1) you and mindmeld tend to talk about conservation and producing more domestic energy as mutually exclusive alternatives (as observed above, advocating more domestic production actually angers you)

Not true. I think we should do both, but I am under no illusion like you that drilling more will help us get to energy independence. If you were to look at a pareto chart on the problem, you'd find that drilling more is a small solution compared to what conservation and alternative energy can do to impact prices and make our country more secure. We can do it all, but I will always prefer the high impact solutions.

2) you assume conservation has to be commanded by some collective decision imposed by the government. In reality, the only way meaningful conservation is gonna happen is people voluntarily responding to prices.


See my previous post on this country needing to act as a collective instead of just being random do-gooders. Historically, countries that act as a collective tend to survive longer as independent organized bodies. Those that act as individuals with no regard for the collective, soon find themselves with no collective. It's the same for companies. If the leaders are good, then they have strategies, visions, and they execute on those to the benefit of the company. If they don't have good leaders that pull together collecgtive strategies, then those businesses eventually fail. Governments are no different. We elect leaders to lead on the biggest issues of the day, not to sit them out and hope that American individualism will win the day. That is a recipe for disaster, as we have seen from the last 8 years in this country.

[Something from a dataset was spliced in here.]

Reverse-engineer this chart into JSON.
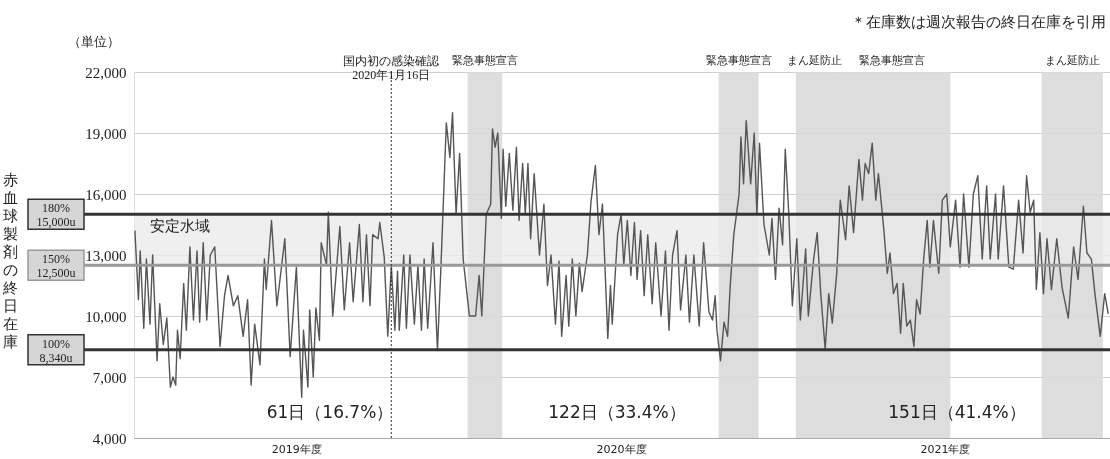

To: Brumar89 who wrote (586)7/7/2008 9:18:09 AM
From: Road Walker  Read Replies (1) | Respond to of 86355
 
If you're not in favor of foregoing producing more conventionally here, you should stop angrily objecting when someone advocates doing that.

Like this:
You can produce "more" oil and natural gas in the US and it won't make a bit of F'ing difference.


Well if you guys would stop talking like drilling is a solution, and embrace the real opportunity, you might be met with less frustration.

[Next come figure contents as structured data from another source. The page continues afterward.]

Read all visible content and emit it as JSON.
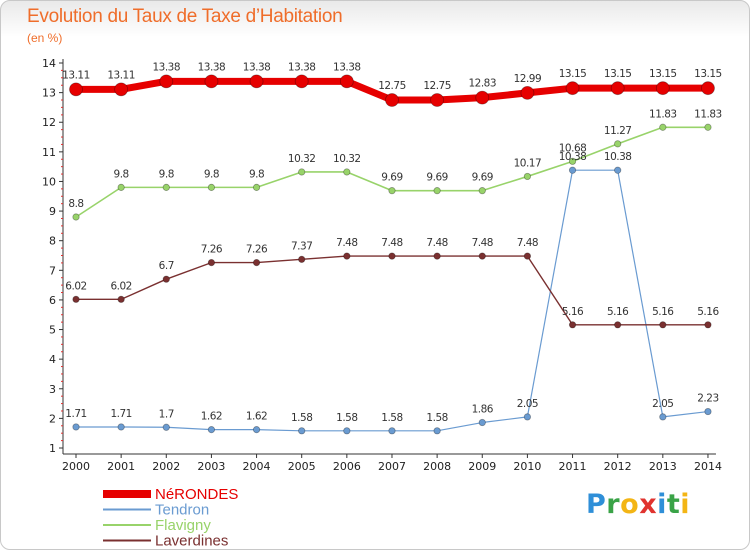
{
  "title": "Evolution du Taux de Taxe d’Habitation",
  "subtitle": "(en %)",
  "brand": {
    "letters": [
      {
        "char": "P",
        "color": "#2f8fd8"
      },
      {
        "char": "r",
        "color": "#3aa347"
      },
      {
        "char": "o",
        "color": "#f3b515"
      },
      {
        "char": "x",
        "color": "#e0332f"
      },
      {
        "char": "i",
        "color": "#2f8fd8"
      },
      {
        "char": "t",
        "color": "#3aa347"
      },
      {
        "char": "i",
        "color": "#f3b515"
      }
    ]
  },
  "chart_data": {
    "type": "line",
    "x": [
      "2000",
      "2001",
      "2002",
      "2003",
      "2004",
      "2005",
      "2006",
      "2007",
      "2008",
      "2009",
      "2010",
      "2011",
      "2012",
      "2013",
      "2014"
    ],
    "ylim": [
      1,
      14
    ],
    "yticks": [
      1,
      2,
      3,
      4,
      5,
      6,
      7,
      8,
      9,
      10,
      11,
      12,
      13,
      14
    ],
    "grid": false,
    "legend_position": "bottom-left",
    "series": [
      {
        "name": "NéRONDES",
        "color": "#e60000",
        "values": [
          13.11,
          13.11,
          13.38,
          13.38,
          13.38,
          13.38,
          13.38,
          12.75,
          12.75,
          12.83,
          12.99,
          13.15,
          13.15,
          13.15,
          13.15
        ],
        "labels": [
          "13.11",
          "13.11",
          "13.38",
          "13.38",
          "13.38",
          "13.38",
          "13.38",
          "12.75",
          "12.75",
          "12.83",
          "12.99",
          "13.15",
          "13.15",
          "13.15",
          "13.15"
        ]
      },
      {
        "name": "Tendron",
        "color": "#6a9bd1",
        "values": [
          1.71,
          1.71,
          1.7,
          1.62,
          1.62,
          1.58,
          1.58,
          1.58,
          1.58,
          1.86,
          2.05,
          10.38,
          10.38,
          2.05,
          2.23
        ],
        "labels": [
          "1.71",
          "1.71",
          "1.7",
          "1.62",
          "1.62",
          "1.58",
          "1.58",
          "1.58",
          "1.58",
          "1.86",
          "2.05",
          "10.38",
          "10.38",
          "2.05",
          "2.23"
        ]
      },
      {
        "name": "Flavigny",
        "color": "#98d36a",
        "values": [
          8.8,
          9.8,
          9.8,
          9.8,
          9.8,
          10.32,
          10.32,
          9.69,
          9.69,
          9.69,
          10.17,
          10.68,
          11.27,
          11.83,
          11.83
        ],
        "labels": [
          "8.8",
          "9.8",
          "9.8",
          "9.8",
          "9.8",
          "10.32",
          "10.32",
          "9.69",
          "9.69",
          "9.69",
          "10.17",
          "10.68",
          "11.27",
          "11.83",
          "11.83"
        ]
      },
      {
        "name": "Laverdines",
        "color": "#7a3030",
        "values": [
          6.02,
          6.02,
          6.7,
          7.26,
          7.26,
          7.37,
          7.48,
          7.48,
          7.48,
          7.48,
          7.48,
          5.16,
          5.16,
          5.16,
          5.16
        ],
        "labels": [
          "6.02",
          "6.02",
          "6.7",
          "7.26",
          "7.26",
          "7.37",
          "7.48",
          "7.48",
          "7.48",
          "7.48",
          "7.48",
          "5.16",
          "5.16",
          "5.16",
          "5.16"
        ]
      }
    ]
  }
}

I suppose I should have said 2% - thats what a couple means literally and a couple is what you said...

The couple of percentage points I was referring to is the unexploited US reserves compared to world production. Drill away but it probably won't equal a two year increase in China and India consumption.

1) you and mindmeld tend to talk about conservation and producing more domestic energy as mutually exclusive alternatives (as observed above, advocating more domestic production actually angers you)

No you guys are the mutually exclusive guys. We are actually looking for a solution. You guys keep beating a dead horse for political one-ups-manship.

2) you assume conservation has to be commanded by some collective decision imposed by the government. In reality, the only way meaningful conservation is gonna happen is people voluntarily responding to prices.

Government mandates just about everything that makes every auto "roadworthy". The 'free market' didn't put 100's of safety features in cars... the government did. The government currently has CAFE standards... this is not revolutionary, it's just recognizing a huge problem and adjusting standards to meet the national interest.

When the rubber meets the road the government mandates almost everything from headlights to stop lights. Quit acting like an abused little libertarian and recognize reality.